Esta perspetiva pode potenciar a adesão ao tratamento e, consequentemente, melhorar a eficácia das intervenções e o bem-estar físico e psicológico da mulher, a nível individual e comunitário. Neste estudo foram contactadas 2578 mulheres, entre os 40 e os 65 anos, e verificou-se que 60 por cento (1.538) das mulheres questionadas apresentam incontinência urinária – perdas involuntárias de urina ao tossir/fazer esforço físico ou ao sentir uma sensação de urgência –, uma prevalência considerada “muito elevada”. Concluiu-se também que a incontinência urinária, até nas suas formas mais leves/moderadas, impacta negativamente o funcionamento sexual e a qualidade de vida da mulher na meia-idade.
Segundo o estudo, quanto mais ameaçadora as mulheres consideram a sua IU, maior o impacto negativo na qualidade de vida. Outros dados relevantes do estudo: 17,7 por cento reportou que a IU afetou a relação com o seu parceiro e 20 por cento referiram que a IU afetou a sua vida sexual.
“Já sabemos que existe uma relação bidirecional entre saúde física e saúde psicológica.

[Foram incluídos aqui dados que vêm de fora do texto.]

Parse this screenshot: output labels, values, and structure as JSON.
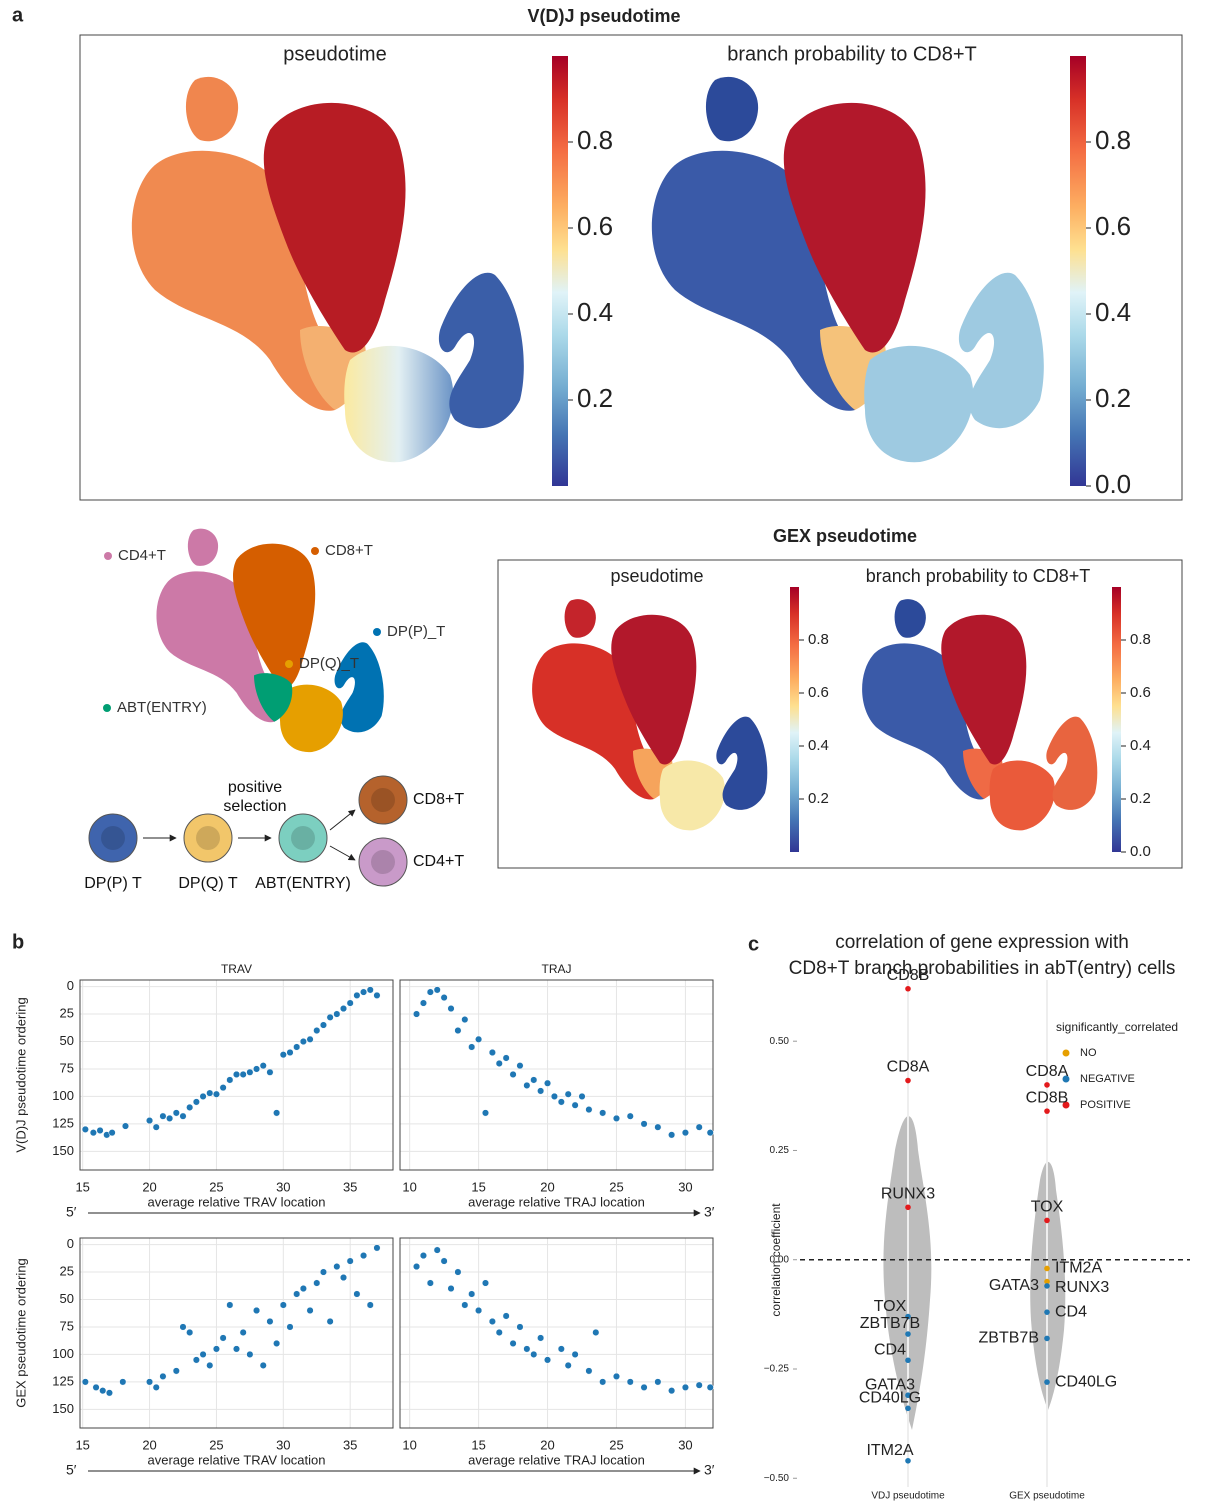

Esta investigação na área da incontinência urinária salienta que a forma como se pensa a doença e o uso de estratégias de evitamento poderão aumentar o dano que os sintomas causam na nossa qualidade de vida”, refere a investigadora Marta Porto, do William James Center for Research e investigadora responsável pelo PURI-PRO (Portuguese URinary Incontinence PROject) – Symptoms impact and eHealth Intervention for Menopausal Women with Urinary Incontinence.
Concluiu-se também, com este estudo, as potencialidades de uma abordagem multidisciplinar para o doente: “As melhores práticas médicas são aquelas que têm em consideração a complexa interação de fatores fisiológicos e psicológicos. Na área da saúde feminina, além de tratarmos patologias físicas, queremos e devemos devolver a qualidade de vida às nossas doentes”, conclui a presidente da Sociedade Portuguesa de Ginecologia, Teresa Mascarenhas.

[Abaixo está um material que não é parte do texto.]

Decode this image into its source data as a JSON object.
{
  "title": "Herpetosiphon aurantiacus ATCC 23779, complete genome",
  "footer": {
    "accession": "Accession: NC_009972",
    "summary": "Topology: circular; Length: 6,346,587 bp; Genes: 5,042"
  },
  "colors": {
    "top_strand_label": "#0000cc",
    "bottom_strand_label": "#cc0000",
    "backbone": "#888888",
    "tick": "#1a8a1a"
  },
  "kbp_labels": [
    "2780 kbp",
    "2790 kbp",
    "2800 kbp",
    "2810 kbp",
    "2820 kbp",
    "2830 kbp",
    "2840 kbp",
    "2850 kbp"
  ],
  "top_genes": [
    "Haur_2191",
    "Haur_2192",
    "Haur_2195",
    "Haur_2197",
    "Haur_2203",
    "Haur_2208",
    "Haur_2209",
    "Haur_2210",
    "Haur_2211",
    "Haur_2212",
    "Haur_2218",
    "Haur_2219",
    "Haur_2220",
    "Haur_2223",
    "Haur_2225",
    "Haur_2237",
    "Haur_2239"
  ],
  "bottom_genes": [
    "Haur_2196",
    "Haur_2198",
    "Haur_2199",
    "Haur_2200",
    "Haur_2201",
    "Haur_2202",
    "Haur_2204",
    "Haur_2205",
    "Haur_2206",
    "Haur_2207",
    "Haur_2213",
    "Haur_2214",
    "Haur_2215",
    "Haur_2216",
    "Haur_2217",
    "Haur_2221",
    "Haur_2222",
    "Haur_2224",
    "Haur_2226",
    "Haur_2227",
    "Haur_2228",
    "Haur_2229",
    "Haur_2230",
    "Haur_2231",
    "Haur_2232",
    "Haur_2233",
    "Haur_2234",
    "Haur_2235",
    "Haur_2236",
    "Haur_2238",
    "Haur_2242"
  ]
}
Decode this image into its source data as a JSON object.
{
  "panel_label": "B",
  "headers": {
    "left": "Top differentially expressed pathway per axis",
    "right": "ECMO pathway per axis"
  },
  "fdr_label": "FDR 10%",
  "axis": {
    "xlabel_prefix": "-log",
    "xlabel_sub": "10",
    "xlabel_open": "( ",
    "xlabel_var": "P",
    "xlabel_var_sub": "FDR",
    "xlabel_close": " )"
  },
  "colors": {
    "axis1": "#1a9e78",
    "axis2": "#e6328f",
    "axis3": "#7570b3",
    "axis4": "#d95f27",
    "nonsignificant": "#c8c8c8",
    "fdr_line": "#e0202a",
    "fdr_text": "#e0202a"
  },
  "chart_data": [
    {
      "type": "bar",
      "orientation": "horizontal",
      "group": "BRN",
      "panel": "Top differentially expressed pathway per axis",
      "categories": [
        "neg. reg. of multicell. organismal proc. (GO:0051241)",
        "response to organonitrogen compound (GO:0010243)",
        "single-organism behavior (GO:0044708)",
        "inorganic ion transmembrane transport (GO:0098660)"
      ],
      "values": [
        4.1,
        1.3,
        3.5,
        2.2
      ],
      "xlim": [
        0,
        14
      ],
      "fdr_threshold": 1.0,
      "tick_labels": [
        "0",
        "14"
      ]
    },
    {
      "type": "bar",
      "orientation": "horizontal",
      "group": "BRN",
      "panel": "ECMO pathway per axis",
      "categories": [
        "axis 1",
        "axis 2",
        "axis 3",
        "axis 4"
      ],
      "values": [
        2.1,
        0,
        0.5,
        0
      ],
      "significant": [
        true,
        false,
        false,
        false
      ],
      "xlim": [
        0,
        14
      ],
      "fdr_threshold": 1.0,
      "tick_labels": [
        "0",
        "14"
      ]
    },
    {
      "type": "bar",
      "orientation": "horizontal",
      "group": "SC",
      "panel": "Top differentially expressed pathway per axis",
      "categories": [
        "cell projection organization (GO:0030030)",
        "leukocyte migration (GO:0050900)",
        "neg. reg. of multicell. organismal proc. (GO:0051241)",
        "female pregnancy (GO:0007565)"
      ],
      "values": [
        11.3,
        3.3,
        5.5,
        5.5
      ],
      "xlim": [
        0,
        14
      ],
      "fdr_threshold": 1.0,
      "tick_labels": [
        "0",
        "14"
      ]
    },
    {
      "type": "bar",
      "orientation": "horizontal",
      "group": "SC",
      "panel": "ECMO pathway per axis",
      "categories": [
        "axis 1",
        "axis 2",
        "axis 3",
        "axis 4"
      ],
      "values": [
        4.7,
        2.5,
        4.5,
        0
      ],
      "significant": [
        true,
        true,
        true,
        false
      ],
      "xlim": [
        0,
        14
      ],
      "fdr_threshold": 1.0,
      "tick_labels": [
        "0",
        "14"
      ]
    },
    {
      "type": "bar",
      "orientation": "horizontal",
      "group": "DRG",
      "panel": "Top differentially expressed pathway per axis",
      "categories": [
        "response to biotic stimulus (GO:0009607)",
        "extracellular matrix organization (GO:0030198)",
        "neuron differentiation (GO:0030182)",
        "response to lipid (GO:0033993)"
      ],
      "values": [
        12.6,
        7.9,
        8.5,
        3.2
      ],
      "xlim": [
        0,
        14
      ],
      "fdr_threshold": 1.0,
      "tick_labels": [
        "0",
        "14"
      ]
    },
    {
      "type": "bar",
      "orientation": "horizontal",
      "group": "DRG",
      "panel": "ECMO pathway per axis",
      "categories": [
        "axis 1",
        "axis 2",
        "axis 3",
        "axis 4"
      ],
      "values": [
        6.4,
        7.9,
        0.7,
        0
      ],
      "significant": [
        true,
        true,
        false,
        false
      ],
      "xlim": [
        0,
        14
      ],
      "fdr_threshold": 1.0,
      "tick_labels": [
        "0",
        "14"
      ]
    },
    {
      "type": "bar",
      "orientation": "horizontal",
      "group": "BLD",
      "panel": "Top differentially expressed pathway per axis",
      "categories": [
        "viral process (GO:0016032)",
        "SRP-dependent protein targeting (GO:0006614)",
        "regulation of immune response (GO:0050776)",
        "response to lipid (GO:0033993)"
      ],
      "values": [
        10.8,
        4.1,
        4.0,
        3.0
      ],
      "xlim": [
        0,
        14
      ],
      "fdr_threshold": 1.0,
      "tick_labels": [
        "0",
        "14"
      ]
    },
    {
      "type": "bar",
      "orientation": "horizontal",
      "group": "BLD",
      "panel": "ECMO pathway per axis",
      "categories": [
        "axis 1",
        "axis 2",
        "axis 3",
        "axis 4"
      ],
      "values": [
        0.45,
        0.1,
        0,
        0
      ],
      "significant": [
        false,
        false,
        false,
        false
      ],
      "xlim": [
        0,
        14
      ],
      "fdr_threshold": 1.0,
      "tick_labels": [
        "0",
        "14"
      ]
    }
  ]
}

A docente e investigadora Filipa Pimenta, do William James Center for Research, partilha da mesma posição: “A contribuição da psicologia da saúde na área da incontinência urinária está à vista: é preciso investir em profissionais especialistas nas ciências comportamentais (psicólogos clínicos e da saúde), capacitados para explorar e intervir em crenças e comportamentos que as mulheres com IU apresentem e que possam ser barreiras à procura de ajuda especializada e à adesão aos tratamentos prescritos”.

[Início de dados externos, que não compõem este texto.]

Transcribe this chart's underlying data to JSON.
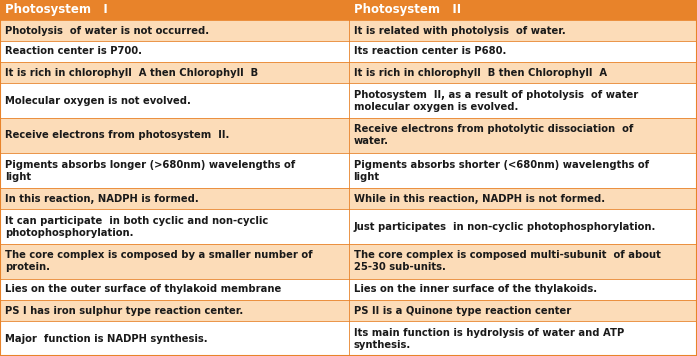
{
  "header": [
    "Photosystem   I",
    "Photosystem   II"
  ],
  "header_bg": "#E8832A",
  "header_text_color": "#FFFFFF",
  "row_bg_light": "#FADADB",
  "row_bg_orange": "#FCDCB8",
  "row_bg_white": "#FFFFFF",
  "border_color": "#E8832A",
  "text_color": "#1a1a1a",
  "rows": [
    [
      "Photolysis  of water is not occurred.",
      "It is related with photolysis  of water.",
      "light"
    ],
    [
      "Reaction center is P700.",
      "Its reaction center is P680.",
      "white"
    ],
    [
      "It is rich in chlorophyll  A then Chlorophyll  B",
      "It is rich in chlorophyll  B then Chlorophyll  A",
      "light"
    ],
    [
      "Molecular oxygen is not evolved.",
      "Photosystem  II, as a result of photolysis  of water\nmolecular oxygen is evolved.",
      "white"
    ],
    [
      "Receive electrons from photosystem  II.",
      "Receive electrons from photolytic dissociation  of\nwater.",
      "light"
    ],
    [
      "Pigments absorbs longer (>680nm) wavelengths of\nlight",
      "Pigments absorbs shorter (<680nm) wavelengths of\nlight",
      "white"
    ],
    [
      "In this reaction, NADPH is formed.",
      "While in this reaction, NADPH is not formed.",
      "light"
    ],
    [
      "It can participate  in both cyclic and non-cyclic\nphotophosphorylation.",
      "Just participates  in non-cyclic photophosphorylation.",
      "white"
    ],
    [
      "The core complex is composed by a smaller number of\nprotein.",
      "The core complex is composed multi-subunit  of about\n25-30 sub-units.",
      "light"
    ],
    [
      "Lies on the outer surface of thylakoid membrane",
      "Lies on the inner surface of the thylakoids.",
      "white"
    ],
    [
      "PS I has iron sulphur type reaction center.",
      "PS II is a Quinone type reaction center",
      "light"
    ],
    [
      "Major  function is NADPH synthesis.",
      "Its main function is hydrolysis of water and ATP\nsynthesis.",
      "white"
    ]
  ],
  "font_size": 7.2,
  "header_font_size": 8.5,
  "fig_width": 6.97,
  "fig_height": 3.56,
  "dpi": 100
}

O estudo foi desenvolvido pelos investigadores do William James Center for Research do Ispa, Marta Porto, Filipa Pimenta e João Marôco, e Teresa Mascarenhas, da Faculdade de Medicina da Universidade do Porto.
A IU tem tratamento, não é uma condição inevitável de quem teve filhos ou está a entrar em fase de menopausa e é possível recuperar o bem-estar depois do aparecimento de perdas de urina. O estudo revela que a forma como pensamos e lidamos com a doença pode influenciar a procura de tratamento e a adesão ao mesmo. Muitas das estratégias que as mulheres com IU utilizam para lidar com esta condição clínica podem provocar uma falsa sensação de controlo a curto prazo, que faz com que não procurem tratamento e, quando finalmente procuram ajuda médica, a única alternativa possível é um tratamento mais invasivo como, por exemplo, a cirurgia.
O estudo sugere que o tratamento conservador/não-invasivo da IU deverá contemplar componentes psicológicas como as crenças disfuncionais e estratégias de coping desadaptativas que, paralelamente à gravidade dos sintomas, afetam a qualidade de vida da mulher com IU na meia-idade. As políticas de saúde na área da incontinência urinária beneficiariam de uma componente multidisciplinar com médicos da especialidade e psicólogos para potenciar a adesão ao tratamento e, consequentemente, melhorar a eficácia das intervenções e o bem-estar da mulher.
Este trabalho foi financiado por fundos nacionais através da FCT – Fundação para a Ciência e Tecnologia, I.P., no âmbito do projeto UID/04810/2020.